Today: The Phillies are off.

Tomorrow: Phillies vs. Nationals, Jerad Eickhoff vs. Jeremy Hellickson, 7:05 p.m.

Saturday: Jimmy Rollins’ retirement ceremony before 7:05 p.m. game vs. Nats.

Sunday: Zach Eflin starts series finale vs. Nationals, 2:05 p.m.

Monday: Phillies open a three-game series in St. Louis, 8:05 p.m.

Rhys Hoskins has put up gaudy numbers through the first 1,000 plate appearances of his career.
ELIZABETH ROBERTSON / Staff Photographer
Rhys Hoskins has put up gaudy numbers through the first 1,000 plate appearances of his career.

Stat of the day

Rhys Hoskins recently made his 1,000th career plate appearance, an appropriate mile post to take stock of what he has accomplished thus far in his major-league career.

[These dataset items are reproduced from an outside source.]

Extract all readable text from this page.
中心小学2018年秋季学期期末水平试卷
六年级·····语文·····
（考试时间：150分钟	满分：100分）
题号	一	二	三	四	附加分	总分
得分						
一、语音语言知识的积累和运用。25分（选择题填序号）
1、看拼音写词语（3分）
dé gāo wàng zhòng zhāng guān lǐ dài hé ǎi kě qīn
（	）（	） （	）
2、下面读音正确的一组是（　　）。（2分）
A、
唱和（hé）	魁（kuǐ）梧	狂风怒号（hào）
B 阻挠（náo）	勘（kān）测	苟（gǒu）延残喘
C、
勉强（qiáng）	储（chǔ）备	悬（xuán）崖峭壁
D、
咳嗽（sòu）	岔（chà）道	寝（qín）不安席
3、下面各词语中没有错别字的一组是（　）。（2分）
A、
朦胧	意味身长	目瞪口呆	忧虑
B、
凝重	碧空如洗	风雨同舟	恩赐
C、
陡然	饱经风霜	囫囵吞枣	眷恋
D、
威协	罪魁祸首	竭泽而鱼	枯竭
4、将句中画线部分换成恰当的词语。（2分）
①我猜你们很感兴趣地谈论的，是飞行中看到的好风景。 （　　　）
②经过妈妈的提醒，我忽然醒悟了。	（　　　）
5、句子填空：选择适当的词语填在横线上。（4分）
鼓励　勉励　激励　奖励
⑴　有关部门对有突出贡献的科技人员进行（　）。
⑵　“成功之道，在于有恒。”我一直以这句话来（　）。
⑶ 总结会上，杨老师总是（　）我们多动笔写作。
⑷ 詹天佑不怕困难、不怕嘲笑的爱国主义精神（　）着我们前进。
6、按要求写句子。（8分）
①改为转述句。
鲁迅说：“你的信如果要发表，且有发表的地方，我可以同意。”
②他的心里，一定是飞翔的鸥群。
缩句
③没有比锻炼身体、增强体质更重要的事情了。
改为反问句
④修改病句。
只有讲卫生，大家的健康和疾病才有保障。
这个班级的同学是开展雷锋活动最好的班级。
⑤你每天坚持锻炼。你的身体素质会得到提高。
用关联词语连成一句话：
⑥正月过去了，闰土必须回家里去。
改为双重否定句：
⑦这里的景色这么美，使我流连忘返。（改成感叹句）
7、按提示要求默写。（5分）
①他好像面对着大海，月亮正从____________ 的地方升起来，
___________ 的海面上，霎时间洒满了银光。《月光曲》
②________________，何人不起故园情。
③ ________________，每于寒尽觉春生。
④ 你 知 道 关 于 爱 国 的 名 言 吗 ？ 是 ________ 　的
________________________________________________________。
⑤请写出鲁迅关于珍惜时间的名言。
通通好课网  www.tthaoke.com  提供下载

Spoiler alert: It’s been impressive.

Hoskins had a .903 on-base plus slugging percentage through 1,000 plate appearances. He’s only the fifth player in Phillies history to reach that point with an OPS of at least .900, joining Chuck Klein (1.043), Ryan Howard (1.025), Dick Allen (.949) and Lefty O’Doul (.934). He’s also the first player in team history with at least 60 home runs and 145 walks through 1,000 plate appearances.

From the mailbag

Send questions by email or on Twitter @ScottLauber.

Question: With Sean Rodriguez getting the start in left [field] tonight is it fair to say that Aaron Altherr’s days as a Phillie are numbered? Look forward to Extra Innings each morning.

--JM, via email

Answer: Thanks for reading, JM, and for the great question. It definitely doesn’t bode well for Altherr that he can’t crack the lineup against a left-handed pitcher at a time when Odubel Herrera is out. But then Altherr is also 1-for-27 so far this season. If anything will save him, it’s the fact that he can’t be sent to the minors without being exposed to waivers. At some point, though, you would think the law of diminishing returns would apply here.